Conrad Veidt wasn’t an actor I knew when I last watched Casablanca. I knew there were actors in exile featured in the film, but nothing specific. Knowing Veidt left Nazi Germany with his Jewish wife and how he understood the Nazi roles he played as opportunities for resistance (they’d always lose) have made me appreciate him as much as have the films I’ve watched him star in, particularly his early work in Weimar Germany, especially The Cabinet of Dr. Caligari (1920) and the unforgettable The Man Who Laughs (1928). For a fascinating little surprise, I also recommend him as “The Stranger” in the light yet poignant British film The Passing of the Third Floor Back (1935).
Paul Henreid‘s Victor Lazlo occupied far more of my heart this screening. When younger, I didn’t appreciate him as a resistance leader, a man who moves others and acts fearlessly in the face of tyrrany and threat. I didn’t process his concentration camp experience as I do today. And I didn’t admire Henreid’s handsomeness or his acting ability because I didn’t much pay attention to him. In rewatching the Marseillaise scene, I found it more powerful than I remembered, and I particularly appreciated Henreid’s performance.
All Out of Love
A few facets of the film have not aged well for me, particularly the sexism in the writing of Ilsa and her relationships with Rick and Victor. I have less patience with Ilsa’s passivity, her willingness to not only to be led, but to be passed between men who determine her fate with their different yet equally patriarchal forms of love. Both Victor and Rick claim to love her, but when it comes to choosing, Ilsa won’t…can’t. She turns her entire life over to Rick, letting him not only lead, but fit her into the scheme of who he wants to be as a man caught up in wartime. And what is it that Victor calls love? He knows Ilsa doesn’t love him as more than a brother or father figure. She respects and admires him, and that somehow sustains him as a leader of the resistance? I’d find it painful and awful, and we get little reason to understand why he is possessive but not jealous. Ilsa is not Laura or even Gilda, but she is treated like a precious possession. And Victor is neither Waldo Lydecker nor Ballin. But there is a pattern in these melodramas of men who want women who don’t want them — or women who admire but don’t desire them. And the whole thing reduces women’s roles in favor of men’s passions. Too often, these women become objects for men to fight over. (And at least Laura fights back and Gilda tries to before a hideous tacked-on ending ruins the film.)
Ultimately, this treatment of gender relations rather ruins the ending for me. The movie is really all Rick’s: his cynicism, his change of heart, his plans, his suffering, his beneficence. And his machismo, especially as he walks off into the night with Louie (Claude Rains), joking about the beauty of friendships among men.

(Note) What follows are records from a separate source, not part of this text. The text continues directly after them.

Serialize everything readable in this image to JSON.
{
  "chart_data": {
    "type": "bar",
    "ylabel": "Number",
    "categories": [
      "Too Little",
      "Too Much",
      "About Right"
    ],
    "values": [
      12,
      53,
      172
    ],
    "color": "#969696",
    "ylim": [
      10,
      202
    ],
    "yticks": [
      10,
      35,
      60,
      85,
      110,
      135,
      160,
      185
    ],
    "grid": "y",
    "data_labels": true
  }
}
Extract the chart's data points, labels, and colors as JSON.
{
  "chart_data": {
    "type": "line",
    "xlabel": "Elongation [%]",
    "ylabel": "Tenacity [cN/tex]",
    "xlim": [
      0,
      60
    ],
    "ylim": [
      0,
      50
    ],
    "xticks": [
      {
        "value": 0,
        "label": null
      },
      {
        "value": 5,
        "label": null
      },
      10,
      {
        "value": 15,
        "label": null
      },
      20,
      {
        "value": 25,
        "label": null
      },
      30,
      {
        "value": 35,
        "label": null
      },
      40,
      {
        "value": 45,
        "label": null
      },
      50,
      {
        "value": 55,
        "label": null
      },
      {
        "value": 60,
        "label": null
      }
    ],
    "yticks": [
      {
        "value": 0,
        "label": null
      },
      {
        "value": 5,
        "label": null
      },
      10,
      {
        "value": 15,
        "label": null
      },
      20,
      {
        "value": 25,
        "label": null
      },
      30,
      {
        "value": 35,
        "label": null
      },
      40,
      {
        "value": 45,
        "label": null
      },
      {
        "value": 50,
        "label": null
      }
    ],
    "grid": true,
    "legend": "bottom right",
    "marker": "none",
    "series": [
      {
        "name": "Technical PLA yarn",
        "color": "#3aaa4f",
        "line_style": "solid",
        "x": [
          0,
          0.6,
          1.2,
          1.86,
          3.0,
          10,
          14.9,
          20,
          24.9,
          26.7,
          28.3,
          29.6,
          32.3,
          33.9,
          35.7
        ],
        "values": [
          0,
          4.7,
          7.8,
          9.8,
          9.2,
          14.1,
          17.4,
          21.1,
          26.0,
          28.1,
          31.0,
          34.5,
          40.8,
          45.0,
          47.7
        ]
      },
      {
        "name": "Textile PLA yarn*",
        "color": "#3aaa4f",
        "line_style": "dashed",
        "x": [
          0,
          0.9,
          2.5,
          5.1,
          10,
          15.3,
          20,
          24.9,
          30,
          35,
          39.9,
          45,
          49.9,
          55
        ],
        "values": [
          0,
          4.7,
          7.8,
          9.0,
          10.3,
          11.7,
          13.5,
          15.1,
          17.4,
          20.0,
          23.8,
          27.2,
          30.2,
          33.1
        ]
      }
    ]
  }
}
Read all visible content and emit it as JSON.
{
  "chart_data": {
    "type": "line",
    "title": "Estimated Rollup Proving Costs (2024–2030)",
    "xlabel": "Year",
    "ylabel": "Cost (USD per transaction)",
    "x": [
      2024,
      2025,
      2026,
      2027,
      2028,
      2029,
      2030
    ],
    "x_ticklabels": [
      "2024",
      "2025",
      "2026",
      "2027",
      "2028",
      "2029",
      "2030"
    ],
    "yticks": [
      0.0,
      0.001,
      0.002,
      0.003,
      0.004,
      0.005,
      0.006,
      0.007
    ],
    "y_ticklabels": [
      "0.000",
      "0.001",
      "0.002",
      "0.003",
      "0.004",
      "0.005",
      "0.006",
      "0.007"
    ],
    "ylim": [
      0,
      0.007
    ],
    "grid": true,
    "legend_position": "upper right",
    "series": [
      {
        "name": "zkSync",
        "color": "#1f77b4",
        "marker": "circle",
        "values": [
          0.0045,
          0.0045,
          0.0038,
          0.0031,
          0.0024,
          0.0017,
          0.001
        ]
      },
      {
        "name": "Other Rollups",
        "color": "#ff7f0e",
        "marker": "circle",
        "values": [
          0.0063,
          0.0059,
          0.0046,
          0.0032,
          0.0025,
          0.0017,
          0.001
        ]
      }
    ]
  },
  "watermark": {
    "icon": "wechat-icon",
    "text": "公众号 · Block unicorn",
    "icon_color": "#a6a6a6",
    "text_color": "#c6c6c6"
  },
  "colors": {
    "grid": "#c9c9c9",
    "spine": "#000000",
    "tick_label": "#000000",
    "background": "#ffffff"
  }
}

Finally, there is the question of noir that never concerned me until now. If noir is about style, there is some noir style to the film, especially in the handling of light and darkness in the final moments. If noir is about crime, there is crime in the film, though it’s centered in resistance to Nazi oppression. (Frankly, it’s not easy not to be a criminal when there are Nazis to be stopped.) And doomed romance is a part of noir melodrama, to be sure. However, to me a noir tone is darker than this film, more about the worst in humanity, the underside of daily life and the failure of the American Dream, and Casablanca doesn’t fit that bill. There is too much determination, too much hope (however desperate) to call it noir. Does Casablanca have noirish elements? Certainly. Is it noir? I vote no.
But perhaps this question the least interesting one to ask about it.